While warm temperatures are required for growing, cucumbers require a relatively short season–55 to 60 days from sowing to harvest. In long-season regions, you can plant successive crops. In cool or short-season regions, choose the warmest time of the year for growing cucumbers.
Here are a few tips for growing cucumbers:
• Cucumber sex. Cucumbers are either monoecious or gynecious. Monoecious plants have both male and female flowers on the same plant; the first flowers that appear are male or non-fruiting; fruiting female flowers appear 7 to 10 days after at the end of shoots. Gynecious cucumbers have only female flowers. They require a male flower on a nearby plant for pollination. (Packets of gynecious cucumber seeds commonly contain pollinator-plant seeds; these seeds will be color coated for identification.) Cucumbers are pollinated by visiting insects or birds. (Most cucumber varieties are monoecious.)

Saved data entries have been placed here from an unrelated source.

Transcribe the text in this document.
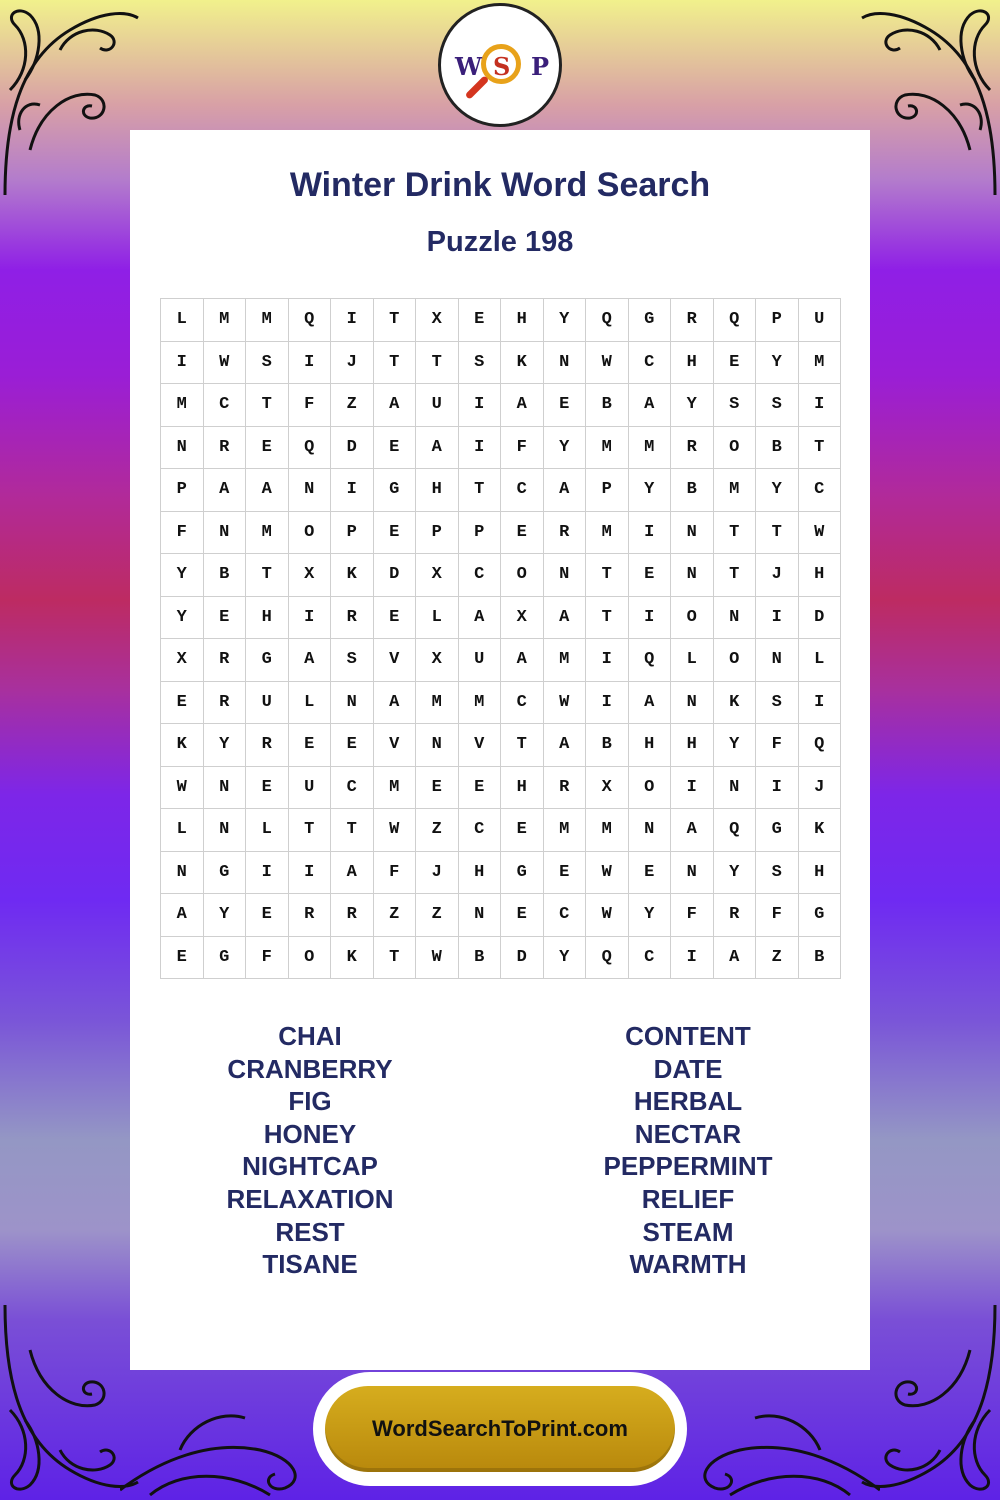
W S P
Winter Drink Word Search
Puzzle 198
L	M	M	Q	I	T	X	E	H	Y	Q	G	R	Q	P	U
I	W	S	I	J	T	T	S	K	N	W	C	H	E	Y	M
M	C	T	F	Z	A	U	I	A	E	B	A	Y	S	S	I
N	R	E	Q	D	E	A	I	F	Y	M	M	R	O	B	T
P	A	A	N	I	G	H	T	C	A	P	Y	B	M	Y	C
F	N	M	O	P	E	P	P	E	R	M	I	N	T	T	W
Y	B	T	X	K	D	X	C	O	N	T	E	N	T	J	H
Y	E	H	I	R	E	L	A	X	A	T	I	O	N	I	D
X	R	G	A	S	V	X	U	A	M	I	Q	L	O	N	L
E	R	U	L	N	A	M	M	C	W	I	A	N	K	S	I
K	Y	R	E	E	V	N	V	T	A	B	H	H	Y	F	Q
W	N	E	U	C	M	E	E	H	R	X	O	I	N	I	J
L	N	L	T	T	W	Z	C	E	M	M	N	A	Q	G	K
N	G	I	I	A	F	J	H	G	E	W	E	N	Y	S	H
A	Y	E	R	R	Z	Z	N	E	C	W	Y	F	R	F	G
E	G	F	O	K	T	W	B	D	Y	Q	C	I	A	Z	B
CHAI
CRANBERRY
FIG
HONEY
NIGHTCAP
RELAXATION
REST
TISANE
CONTENT
DATE
HERBAL
NECTAR
PEPPERMINT
RELIEF
STEAM
WARMTH
WordSearchToPrint.com
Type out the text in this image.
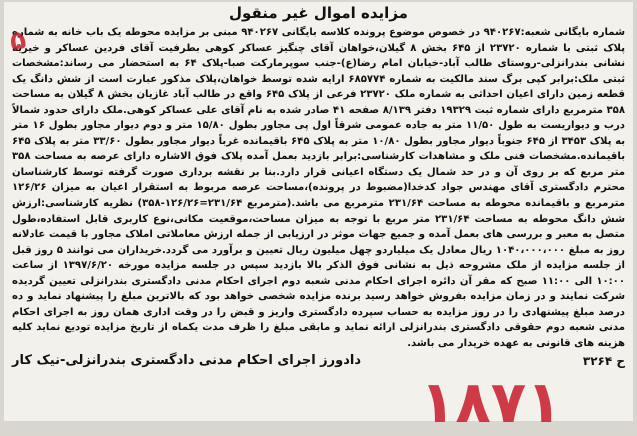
مزایده اموال غیر منقول

شماره بایگانی شعبه:۹۴۰۲۶۷ در خصوص موضوع پرونده کلاسه بایگانی ۹۴۰۲۶۷ مبنی بر مزایده محوطه یک باب خانه به شماره پلاک ثبتی با شماره ۲۳۷۲۰ از ۶۴۵ بخش ۸ گیلان،خواهان آقای چنگیز عساکر کوهی بطرفیت آقای فردین عساکر و خیریه نشانی بندرانزلی-روستای طالب آباد-خیابان امام رضا(ع)-جنب سوپرمارکت صبا-پلاک ۶۴ به استحضار می رساند:مشخصات ثبتی ملک:برابر کپی برگ سند مالکیت به شماره ۶۸۵۷۷۴ ارایه شده توسط خواهان،پلاک مذکور عبارت است از شش دانگ یک قطعه زمین دارای اعیان احداثی به شماره ملک ۲۳۷۲۰ فرعی از پلاک ۶۴۵ واقع در طالب آباد غازیان بخش ۸ گیلان به مساحت ۳۵۸ مترمربع دارای شماره ثبت ۱۹۳۲۹ دفتر ۸/۱۳۹ صفحه ۴۱ صادر شده به نام آقای علی عساکر کوهی.ملک دارای حدود شمالاً درب و دیواریست به طول ۱۱/۵۰ متر به جاده عمومی شرقاً اول پی مجاور بطول ۱۵/۸۰ متر و دوم دیوار مجاور بطول ۱۶ متر به پلاک ۳۴۵۳ از ۶۴۵ جنوباً دیوار مجاور بطول ۱۰/۸۰ متر به پلاک ۶۴۵ باقیمانده غرباً دیوار مجاور بطول ۳۳/۶۰ متر به پلاک ۶۴۵ باقیمانده.مشخصات فنی ملک و مشاهدات کارشناسی:برابر بازدید بعمل آمده پلاک فوق الاشاره دارای عرصه به مساحت ۳۵۸ متر مربع که بر روی آن و در حد شمال یک دستگاه اعیانی قرار دارد.بنا بر نقشه برداری صورت گرفته توسط کارشناسان محترم دادگستری آقای مهندس جواد کدخدا(مضبوط در پرونده)،مساحت عرصه مربوط به استقرار اعیان به میزان ۱۲۶/۲۶ مترمربع و باقیمانده محوطه به مساحت ۲۳۱/۶۴ مترمربع می باشد.(مترمربع ۲۳۱/۶۴=۱۲۶/۲۶-۳۵۸) نظریه کارشناسی:ارزش شش دانگ محوطه به مساحت ۲۳۱/۶۴ متر مربع با توجه به میزان مساحت،موقعیت مکانی،نوع کاربری قابل استفاده،طول متصل به معبر و بررسی های بعمل آمده و جمیع جهات موثر در ارزیابی از جمله ارزش معاملاتی املاک مجاور با قیمت عادلانه روز به مبلغ ۱۰۴۰،۰۰۰،۰۰۰ ریال معادل یک میلیاردو چهل میلیون ریال تعیین و برآورد می گردد.خریداران می توانند ۵ روز قبل از جلسه مزایده از ملک مشروحه ذیل به نشانی فوق الذکر بالا بازدید سپس در جلسه مزایده مورخه ۱۳۹۷/۶/۲۰ از ساعت ۱۰:۰۰ الی ۱۱:۰۰ صبح که مقر آن دائره اجرای احکام مدنی شعبه دوم اجرای احکام مدنی دادگستری بندرانزلی تعیین گردیده شرکت نمایند و در زمان مزایده بفروش خواهد رسید برنده مزایده شخصی خواهد بود که بالاترین مبلغ را پیشنهاد نماید و ده درصد مبلغ پیشنهادی را در روز مزایده به حساب سپرده دادگستری واریز و قبض را در وقت اداری همان روز به اجرای احکام مدنی شعبه دوم حقوقی دادگستری بندرانزلی ارائه نماید و مابقی مبلغ را ظرف مدت یکماه از تاریخ مزایده تودیع نماید کلیه هزینه های قانونی به عهده خریدار می باشد.

ح ۳۲۶۴
دادورز اجرای احکام مدنی دادگستری بندرانزلی-نیک کار
۵
۱۸۷۱
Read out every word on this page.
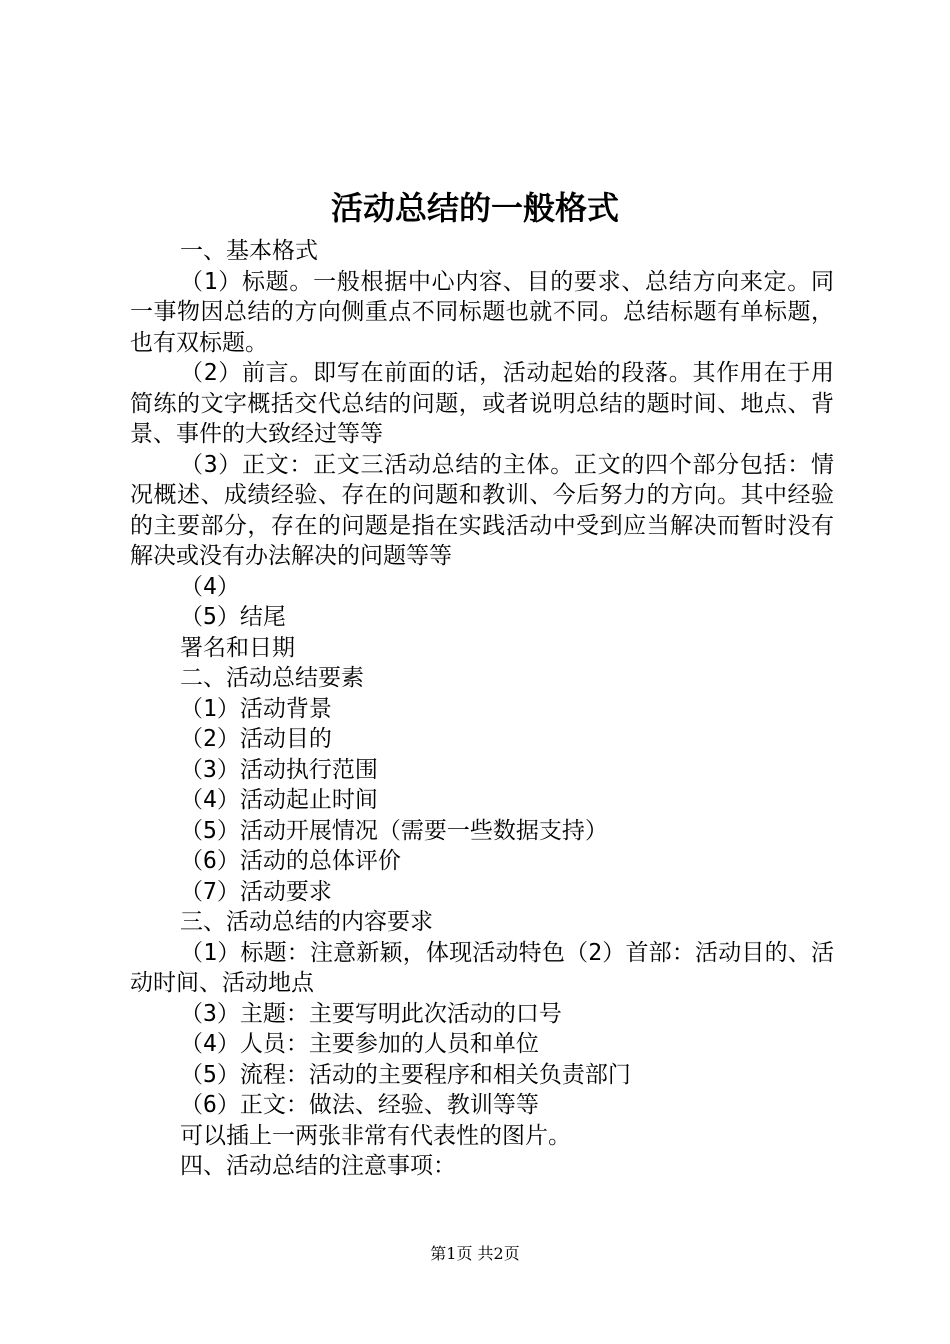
活动总结的一般格式

一、基本格式

（1）标题。一般根据中心内容、目的要求、总结方向来定。同一事物因总结的方向侧重点不同标题也就不同。总结标题有单标题，也有双标题。

（2）前言。即写在前面的话，活动起始的段落。其作用在于用简练的文字概括交代总结的问题，或者说明总结的题时间、地点、背景、事件的大致经过等等

（3）正文：正文三活动总结的主体。正文的四个部分包括：情况概述、成绩经验、存在的问题和教训、今后努力的方向。其中经验的主要部分，存在的问题是指在实践活动中受到应当解决而暂时没有解决或没有办法解决的问题等等

（4）

（5）结尾

署名和日期

二、活动总结要素

（1）活动背景

（2）活动目的

（3）活动执行范围

（4）活动起止时间

（5）活动开展情况（需要一些数据支持）

（6）活动的总体评价

（7）活动要求

三、活动总结的内容要求

（1）标题：注意新颖，体现活动特色（2）首部：活动目的、活动时间、活动地点

（3）主题：主要写明此次活动的口号

（4）人员：主要参加的人员和单位

（5）流程：活动的主要程序和相关负责部门

（6）正文：做法、经验、教训等等

可以插上一两张非常有代表性的图片。

四、活动总结的注意事项：

第1页 共2页
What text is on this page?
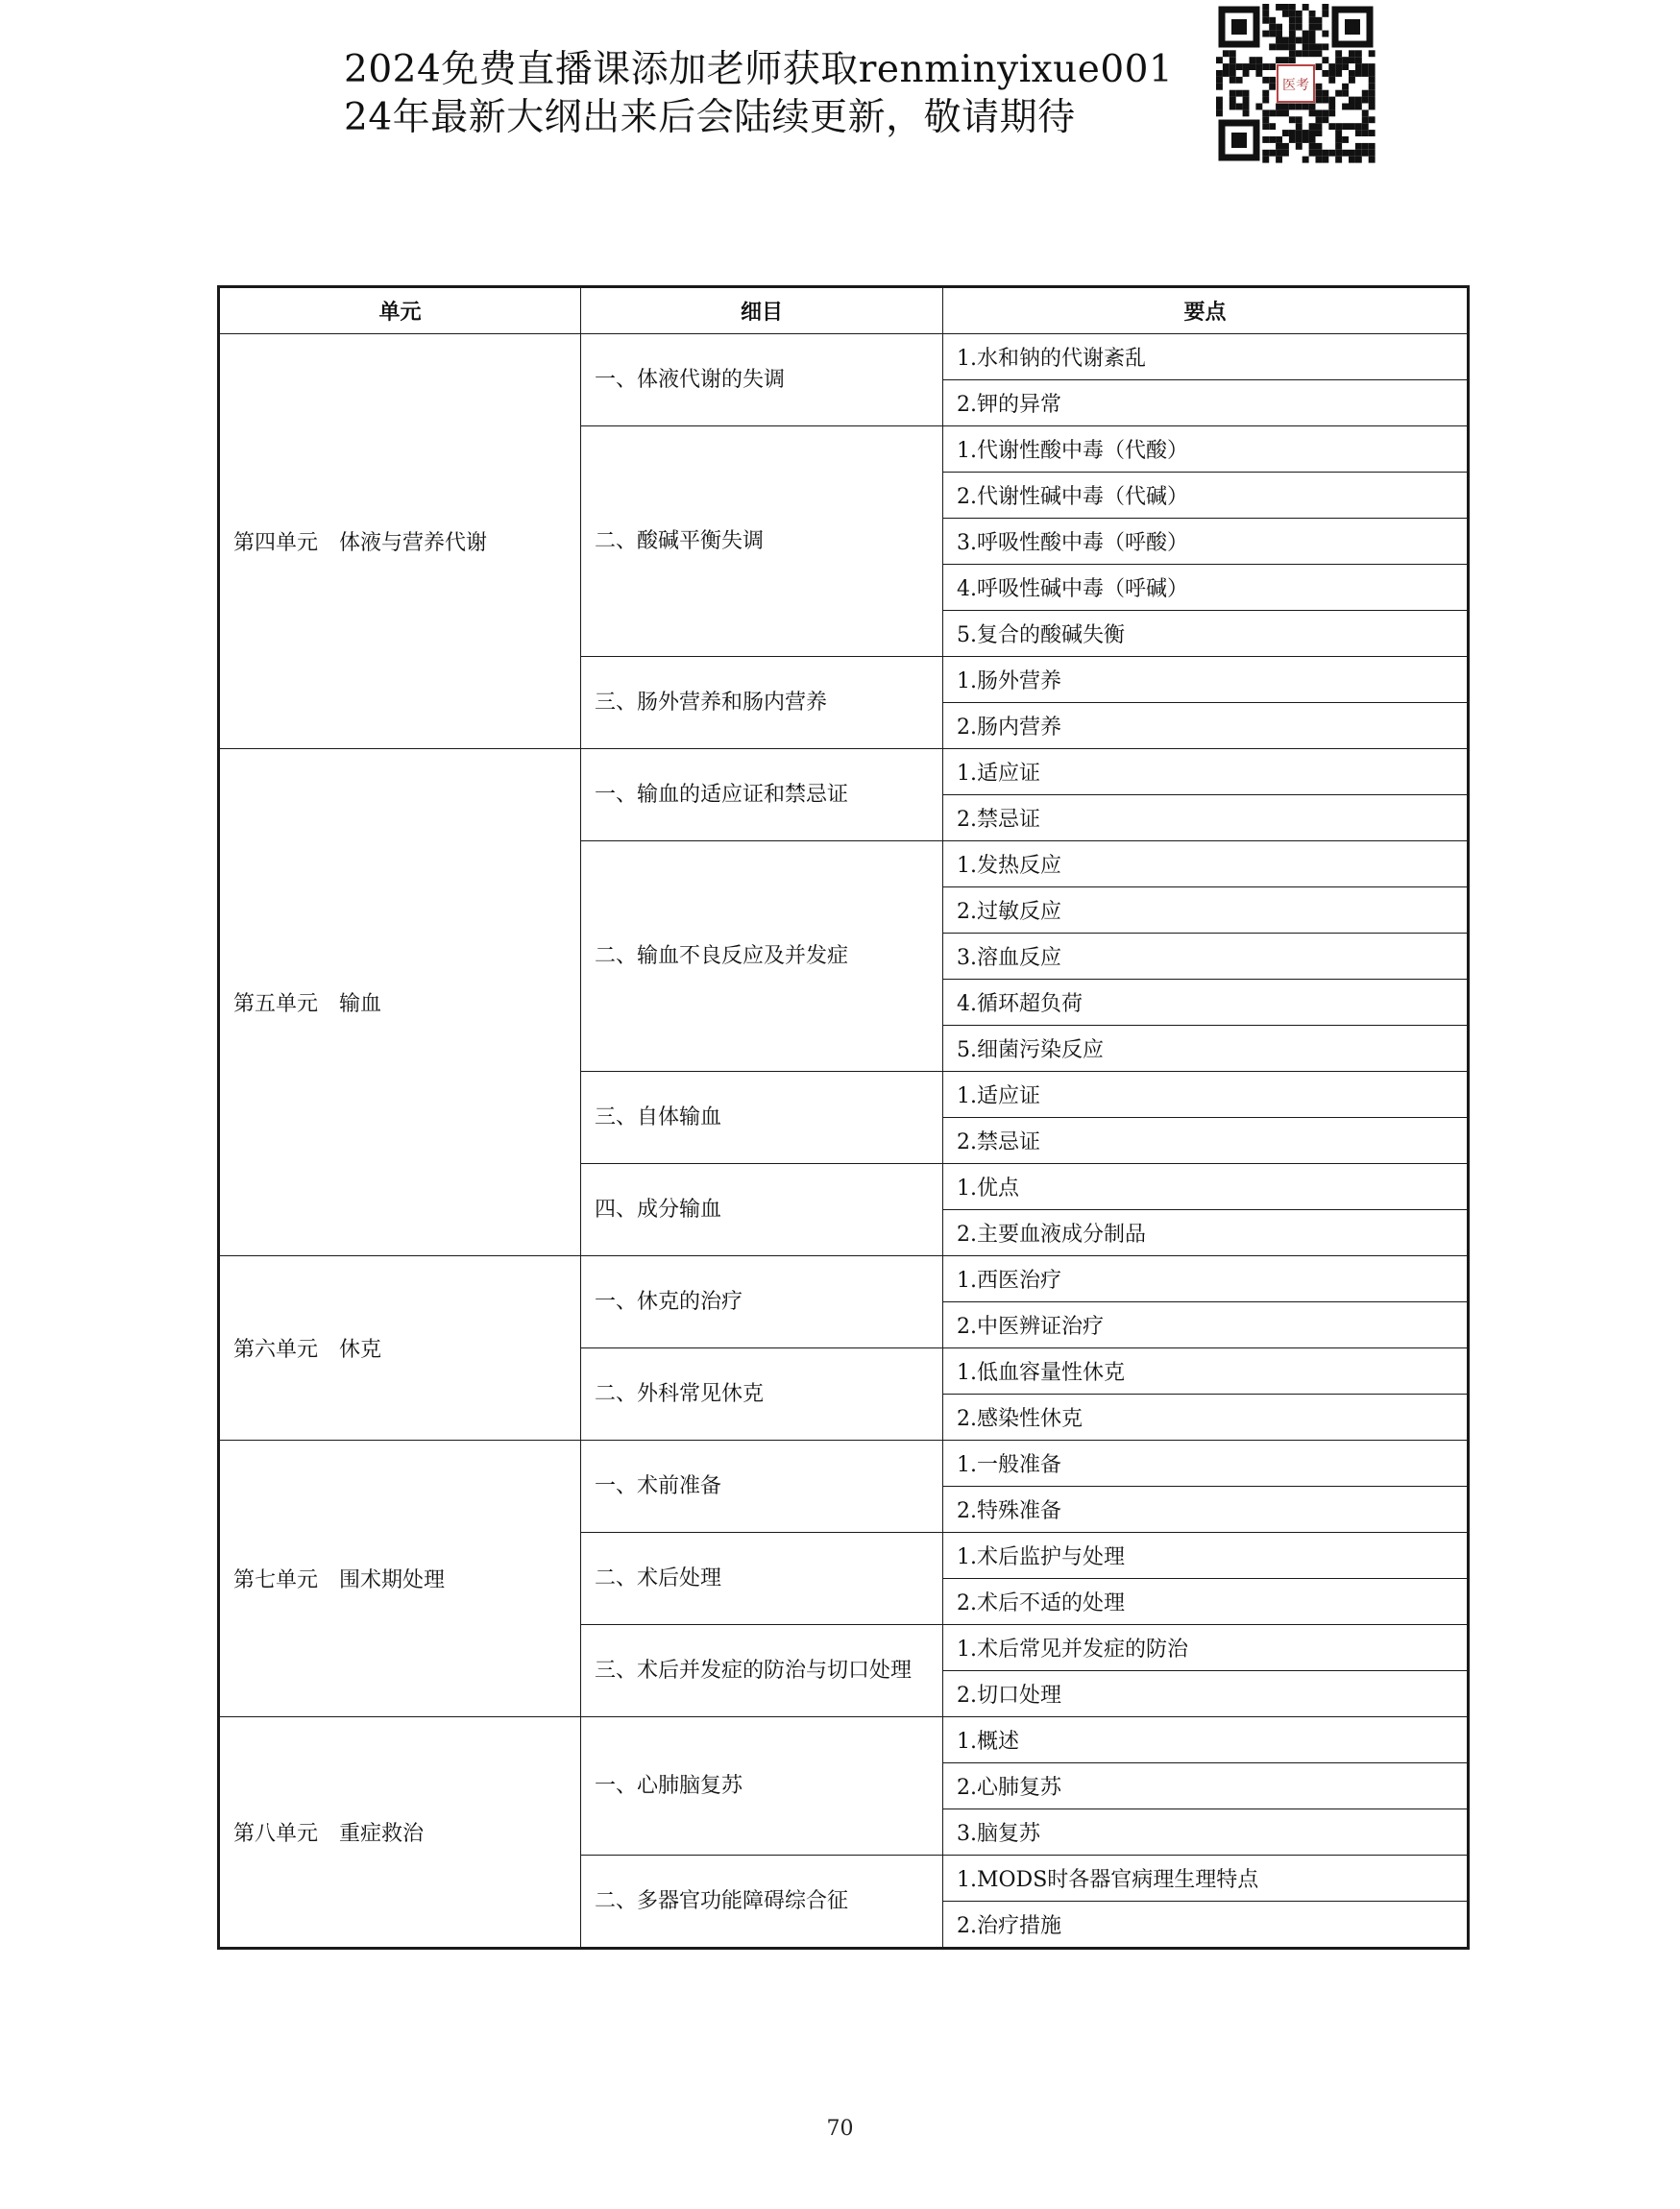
2024免费直播课添加老师获取renminyixue001
24年最新大纲出来后会陆续更新，敬请期待
医考
单元	细目	要点
第四单元　体液与营养代谢	一、体液代谢的失调	1.水和钠的代谢紊乱
		2.钾的异常
	二、酸碱平衡失调	1.代谢性酸中毒（代酸）
		2.代谢性碱中毒（代碱）
		3.呼吸性酸中毒（呼酸）
		4.呼吸性碱中毒（呼碱）
		5.复合的酸碱失衡
	三、肠外营养和肠内营养	1.肠外营养
		2.肠内营养
第五单元　输血	一、输血的适应证和禁忌证	1.适应证
		2.禁忌证
	二、输血不良反应及并发症	1.发热反应
		2.过敏反应
		3.溶血反应
		4.循环超负荷
		5.细菌污染反应
	三、自体输血	1.适应证
		2.禁忌证
	四、成分输血	1.优点
		2.主要血液成分制品
第六单元　休克	一、休克的治疗	1.西医治疗
		2.中医辨证治疗
	二、外科常见休克	1.低血容量性休克
		2.感染性休克
第七单元　围术期处理	一、术前准备	1.一般准备
		2.特殊准备
	二、术后处理	1.术后监护与处理
		2.术后不适的处理
	三、术后并发症的防治与切口处理	1.术后常见并发症的防治
		2.切口处理
第八单元　重症救治	一、心肺脑复苏	1.概述
		2.心肺复苏
		3.脑复苏
	二、多器官功能障碍综合征	1.MODS时各器官病理生理特点
		2.治疗措施
70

• Sowing and planting. Cucumber seeds will germinate in as little as three days when the soil temperature is 80° to 90°F. Sow cucumber seed indoors about three weeks before setting seedlings into the garden. Start cucumbers indoors in individual pots so that the roots are not disturbed at transplanting. Set out cucumber starts when the garden soil temperature is 70°F or greater. You can speed garden soil warming by covering the planting area with black plastic mulch or by using mounds or raised rows to grow cucumbers.
• Spacing. Plant cucumbers in full sun and set bush cucumbers 18 to 24 inches apart and vining varieties at least 24 to 36 inches apart in rows 3 feet apart. Cucumbers like well-drained roots so planting on mounds is a good idea. Set three plants on mounds 3 feet across; space mounds 6 feet apart. Set trellises or pole supports in place before you plant seedlings. To prevent diseases, air circulation around plants is important.
• Protection. Cucumbers do not like chilly weather or chilly soil. They will die back with even a touch of frost. When night temperatures fall below 65°F protect cucumbers with floating row covers.
• Water. Cucumbers are 96 percent water. For best growth, they require uninterrupted moisture from sprouting to harvest. Water seedlings well, and keep soil moist throughout the season especially when flowering and fruiting. Bitter and misshapen fruit are the result of water stress. To stem moisture evaporation, cover the soil with black plastic or thick compost mulch after planting.
• Feeding. Cucumbers are heavy feeders. Add plenty of aged compost or manure to the planting bed in advance of sowing. Before you plant, place aged compost or manure at the bottom of each planting hole and throw in a buffer inch or two of native soil. (An all-purpose organic fertilizer, 10-30-10 can be used–follow the label directions.) This will get plants off to a strong start. Apply compost tea or manure tea at transplanting or two weeks after seedlings emerge. Feed again with compost tea in three weeks or when the first flowers appear. When the first fruits set, water each plant with compost tea or side-dress each plant with a shovel full of compost. If leaves are pale, give plants a dose of fish emulsion. But be careful not to give squashes too much nitrogen; nitrogen will increase leafy growth but cut fruit yield.
• Prune. Cucumbers easily grow on trellises, cages, fences, or poles. A 4-foot-high wire cage is about the right size. When vines reach the top of the cage, trellis or fence, pinch out the fuzzy growing tip. This will allow plants to spread laterally. Fruits that grow curved on the ground will grow straight when hanging from supports.
• Problems. Cucumbers are susceptible to diseases and pests. Squash beetles and striped cucumber beetles can be regular visitors–feeding at night. (Cucumber beetles are attracted to the bitter compound in the skin of many cucumber varieties.) Handpick these pests in the early morning or plant varieties that don’t have the bitter compound–‘Holland’, ‘Aria’, and ‘Lemon’ are good choices. Cucumbers can also be plagued by wilts and powdery mildew. Plant disease resistant varieties: look for letter codes indicating diseases resistant, leaf spot (LS), anthracnose (A), wilt (BW), mosaic (M), scab (S), and mildew (DM).
• Harvest. Harvest cucumbers when they are green, firm, and moderate size. Harvest slicing cucumbers when 6-10 inches long, pickling (sweet pr baby dills when 1-6 inches long, regular dills when 3-4 inches long. The best rule is pick cucumbers as soon as they reach useable size. Cucumbers left on the vine too long will become seedy and bitter. Cucumbers that are dull, puffy, and yellowing are past their prime. A prompt harvest will allow plants to set new fruit. Fruit left to mature on the plant will completely stop the set of new fruit.